Essa variedade, causada por fatores genéticos e outros ainda desconhecidos, se manifesta geralmente na infância ou na adolescência – mas pode atingir os adultos. Seu tratamento é feito com insulina, medicamentos, planejamento alimentar e atividades físicas.

Mais comum, o diabetes Tipo 2 acomete cerca de 90% dos pacientes e se manifesta com mais frequência em adultos. Diretamente relacionado ao sobrepeso, sedentarismo e dieta inadequada, surge quando o organismo não consegue usar adequadamente a insulina que produz ou não produz insulina suficiente para controlar a taxa de glicemia.

O tratamento inclui mudança dos hábitos de vida, com a inclusão de atividade física e dieta equilibrada. Em alguns casos ainda é necessário o uso de insulina e/ou outros medicamentos para controlar a glicose.

Menos conhecido, o Latente Autoimune do Adulto (LADA) é um agravamento do diabetes Tipo 2. Ele ocorre quando o paciente desenvolve um processo autoimune que ataca as células do pâncreas.

Nesta situação, o controle da glicemia é feito como nos demais tipos, ou seja, com insulina e/ou medicamentos orais, planejamento alimentar e atividade física.

Por fim, o diabetes gestacional é uma condição temporária que acontece durante a gravidez por conta das alterações hormonais – acredita-se que entre 2 e 4% das gestantes sejam afetadas.

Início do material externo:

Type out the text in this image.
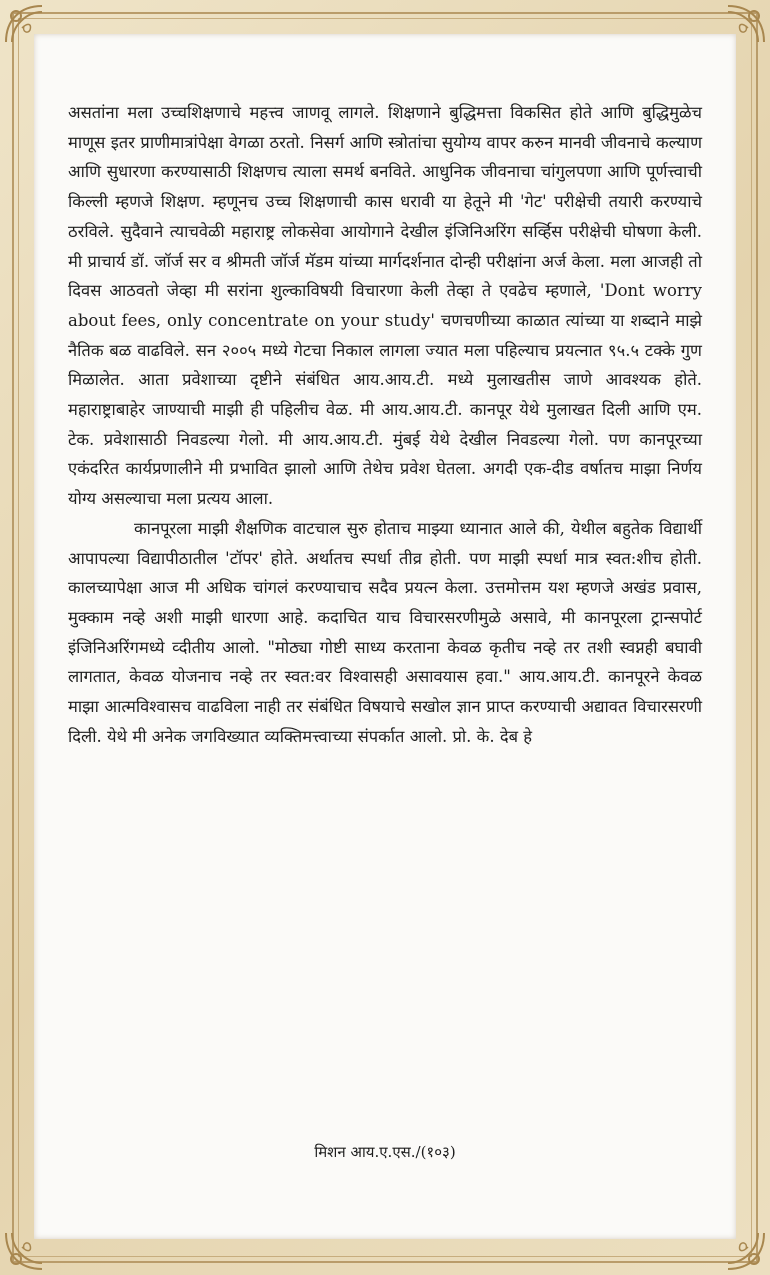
असतांना मला उच्चशिक्षणाचे महत्त्व जाणवू लागले. शिक्षणाने बुद्धिमत्ता विकसित होते आणि बुद्धिमुळेच माणूस इतर प्राणीमात्रांपेक्षा वेगळा ठरतो. निसर्ग आणि स्त्रोतांचा सुयोग्य वापर करुन मानवी जीवनाचे कल्याण आणि सुधारणा करण्यासाठी शिक्षणच त्याला समर्थ बनविते. आधुनिक जीवनाचा चांगुलपणा आणि पूर्णत्त्वाची किल्ली म्हणजे शिक्षण. म्हणूनच उच्च शिक्षणाची कास धरावी या हेतूने मी 'गेट' परीक्षेची तयारी करण्याचे ठरविले. सुदैवाने त्याचवेळी महाराष्ट्र लोकसेवा आयोगाने देखील इंजिनिअरिंग सर्व्हिस परीक्षेची घोषणा केली. मी प्राचार्य डॉ. जॉर्ज सर व श्रीमती जॉर्ज मॅडम यांच्या मार्गदर्शनात दोन्ही परीक्षांना अर्ज केला. मला आजही तो दिवस आठवतो जेव्हा मी सरांना शुल्काविषयी विचारणा केली तेव्हा ते एवढेच म्हणाले, 'Dont worry about fees, only concentrate on your study' चणचणीच्या काळात त्यांच्या या शब्दाने माझे नैतिक बळ वाढविले. सन २००५ मध्ये गेटचा निकाल लागला ज्यात मला पहिल्याच प्रयत्नात ९५.५ टक्के गुण मिळालेत. आता प्रवेशाच्या दृष्टीने संबंधित आय.आय.टी. मध्ये मुलाखतीस जाणे आवश्यक होते. महाराष्ट्राबाहेर जाण्याची माझी ही पहिलीच वेळ. मी आय.आय.टी. कानपूर येथे मुलाखत दिली आणि एम. टेक. प्रवेशासाठी निवडल्या गेलो. मी आय.आय.टी. मुंबई येथे देखील निवडल्या गेलो. पण कानपूरच्या एकंदरित कार्यप्रणालीने मी प्रभावित झालो आणि तेथेच प्रवेश घेतला. अगदी एक-दीड वर्षातच माझा निर्णय योग्य असल्याचा मला प्रत्यय आला.

कानपूरला माझी शैक्षणिक वाटचाल सुरु होताच माझ्या ध्यानात आले की, येथील बहुतेक विद्यार्थी आपापल्या विद्यापीठातील 'टॉपर' होते. अर्थातच स्पर्धा तीव्र होती. पण माझी स्पर्धा मात्र स्वत:शीच होती. कालच्यापेक्षा आज मी अधिक चांगलं करण्याचाच सदैव प्रयत्न केला. उत्तमोत्तम यश म्हणजे अखंड प्रवास, मुक्काम नव्हे अशी माझी धारणा आहे. कदाचित याच विचारसरणीमुळे असावे, मी कानपूरला ट्रान्सपोर्ट इंजिनिअरिंगमध्ये व्दीतीय आलो. "मोठ्या गोष्टी साध्य करताना केवळ कृतीच नव्हे तर तशी स्वप्नही बघावी लागतात, केवळ योजनाच नव्हे तर स्वत:वर विश्वासही असावयास हवा." आय.आय.टी. कानपूरने केवळ माझा आत्मविश्वासच वाढविला नाही तर संबंधित विषयाचे सखोल ज्ञान प्राप्त करण्याची अद्यावत विचारसरणी दिली. येथे मी अनेक जगविख्यात व्यक्तिमत्त्वाच्या संपर्कात आलो. प्रो. के. देब हे

मिशन आय.ए.एस./(१०३)
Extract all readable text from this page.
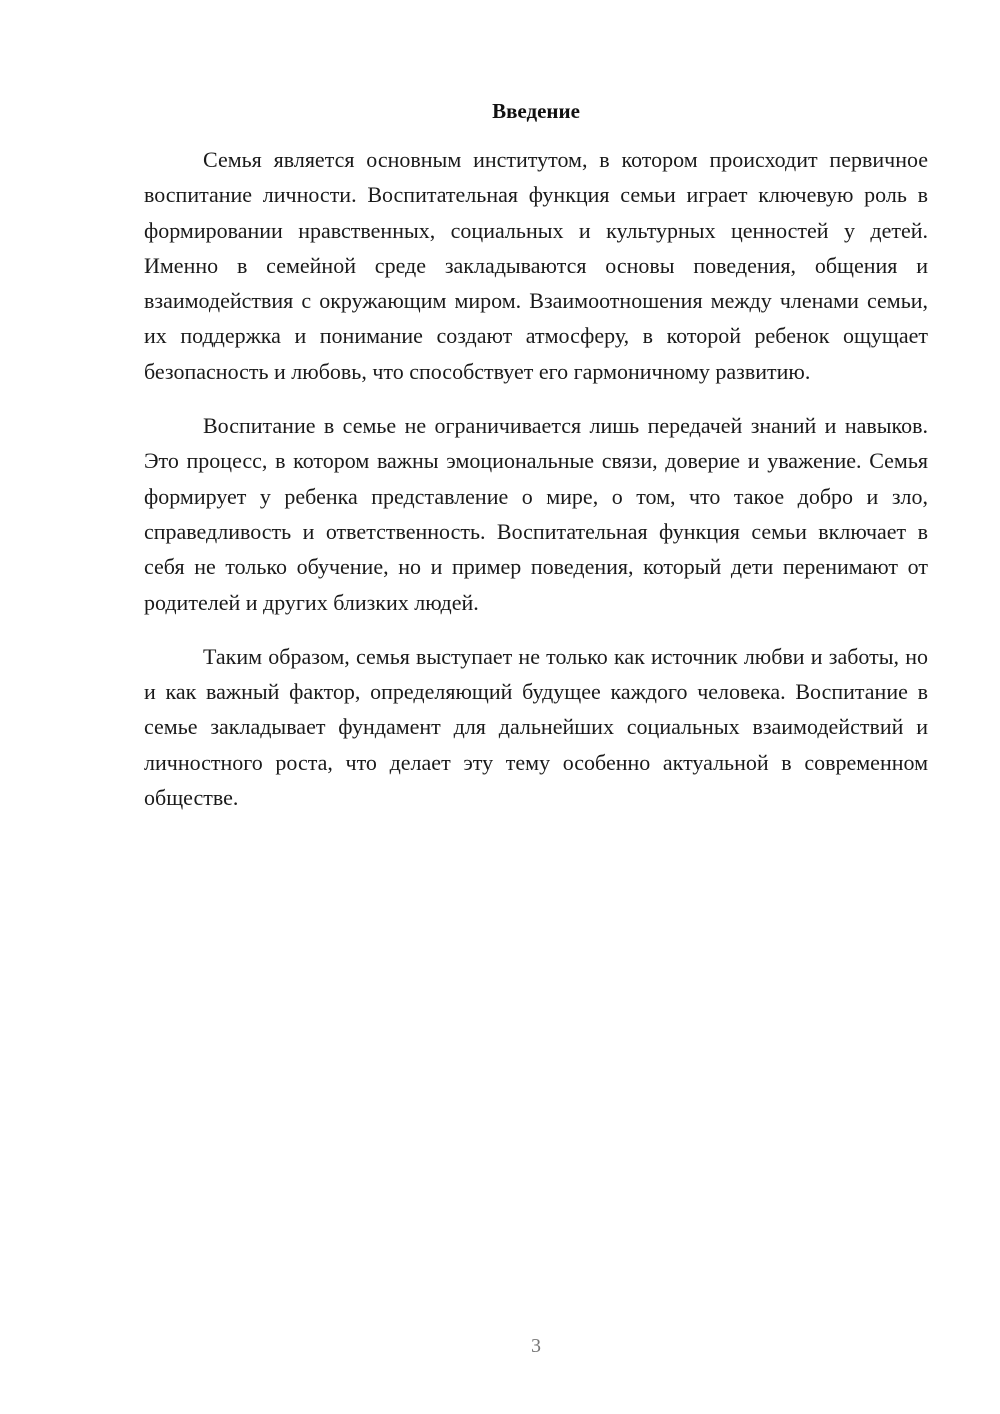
Введение

Семья является основным институтом, в котором происходит первичное воспитание личности. Воспитательная функция семьи играет ключевую роль в формировании нравственных, социальных и культурных ценностей у детей. Именно в семейной среде закладываются основы поведения, общения и взаимодействия с окружающим миром. Взаимоотношения между членами семьи, их поддержка и понимание создают атмосферу, в которой ребенок ощущает безопасность и любовь, что способствует его гармоничному развитию.

Воспитание в семье не ограничивается лишь передачей знаний и навыков. Это процесс, в котором важны эмоциональные связи, доверие и уважение. Семья формирует у ребенка представление о мире, о том, что такое добро и зло, справедливость и ответственность. Воспитательная функция семьи включает в себя не только обучение, но и пример поведения, который дети перенимают от родителей и других близких людей.

Таким образом, семья выступает не только как источник любви и заботы, но и как важный фактор, определяющий будущее каждого человека. Воспитание в семье закладывает фундамент для дальнейших социальных взаимодействий и личностного роста, что делает эту тему особенно актуальной в современном обществе.

3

Ele pode trazer riscos tanto para as mães quanto para os bebês, como crescimento excessivo (macrossomia fetal), partos traumáticos e prematuros, hipoglicemia neonatal e obesidade e diabetes na vida adulta.

O controle desta variedade de diabetes é feito, na maioria das vezes, com a orientação nutricional adequada. Mas também pode ser indicada a prática de atividade física e o uso de insulina.